0
0
Hadoopdata~5 mins

Word count as MapReduce example in Hadoop - Time & Space Complexity

Choose your learning style9 modes available
Time Complexity: Word count as MapReduce example
O(n)
Understanding Time Complexity

We want to understand how the time needed to count words grows as the input text gets bigger.

How does the number of words affect the work done by MapReduce?

Scenario Under Consideration

Analyze the time complexity of the following code snippet.

public class WordCount {
  public static class Mapper extends org.apache.hadoop.mapreduce.Mapper<Object, Text, Text, IntWritable> {
    public void map(Object key, Text value, Context context) {
      String[] words = value.toString().split("\\s+");
      for (String word : words) {
        context.write(new Text(word), new IntWritable(1));
      }
    }
  }

  public static class Reducer extends org.apache.hadoop.mapreduce.Reducer<Text, IntWritable, Text, IntWritable> {
    public void reduce(Text key, Iterable<IntWritable> values, Context context) {
      int sum = 0;
      for (IntWritable val : values) {
        sum += val.get();
      }
      context.write(key, new IntWritable(sum));
    }
  }
}

This code counts how many times each word appears in the input text using MapReduce.

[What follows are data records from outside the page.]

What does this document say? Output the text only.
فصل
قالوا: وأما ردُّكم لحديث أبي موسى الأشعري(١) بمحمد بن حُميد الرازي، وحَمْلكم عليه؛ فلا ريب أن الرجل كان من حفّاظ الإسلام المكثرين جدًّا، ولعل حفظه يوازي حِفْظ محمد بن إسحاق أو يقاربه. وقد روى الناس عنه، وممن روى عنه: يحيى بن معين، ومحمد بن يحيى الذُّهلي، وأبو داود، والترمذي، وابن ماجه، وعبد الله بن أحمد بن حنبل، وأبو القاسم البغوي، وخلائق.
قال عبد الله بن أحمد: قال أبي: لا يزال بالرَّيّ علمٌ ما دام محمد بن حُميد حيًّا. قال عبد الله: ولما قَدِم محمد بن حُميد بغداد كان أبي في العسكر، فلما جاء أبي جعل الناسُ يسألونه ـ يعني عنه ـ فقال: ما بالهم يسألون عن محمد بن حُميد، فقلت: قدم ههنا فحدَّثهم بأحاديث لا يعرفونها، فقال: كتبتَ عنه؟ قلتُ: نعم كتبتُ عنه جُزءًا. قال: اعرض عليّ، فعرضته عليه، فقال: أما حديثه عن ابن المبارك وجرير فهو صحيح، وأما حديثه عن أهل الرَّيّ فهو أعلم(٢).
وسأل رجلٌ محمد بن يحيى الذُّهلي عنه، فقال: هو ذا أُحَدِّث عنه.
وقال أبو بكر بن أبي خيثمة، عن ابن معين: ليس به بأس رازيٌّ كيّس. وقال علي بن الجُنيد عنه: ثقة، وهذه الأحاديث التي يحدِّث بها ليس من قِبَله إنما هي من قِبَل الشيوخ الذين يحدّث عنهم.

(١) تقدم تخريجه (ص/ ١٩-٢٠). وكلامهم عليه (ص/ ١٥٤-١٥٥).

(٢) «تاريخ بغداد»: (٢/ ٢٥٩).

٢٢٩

Identify Repeating Operations

Identify the loops, recursion, array traversals that repeat.

  • Primary operation: Loop over each word in the input text in the Mapper, and loop over counts for each word in the Reducer.
  • How many times: The Mapper loops once per word in the input; the Reducer loops once per unique word's counts.
How Execution Grows With Input

As the number of words grows, the Mapper processes each word once, so work grows directly with input size.

Input Size (n words)Approx. Operations
10About 10 map operations + reduce on unique words
100About 100 map operations + reduce on unique words
1000About 1000 map operations + reduce on unique words

Pattern observation: The total work grows roughly in direct proportion to the number of words.

Final Time Complexity

Time Complexity: O(n)

This means the time to count words grows linearly with the number of words in the input.

Common Mistake

[X] Wrong: "The reduce step takes as much time as the map step because it loops over all words again."

[OK] Correct: The reduce step only loops over counts for each unique word, which is usually much smaller than total words.

Interview Connect

Understanding how MapReduce scales with input size helps you explain distributed processing clearly and confidently.

Self-Check

"What if the input text had many repeated words? How would that affect the time complexity of the reduce step?"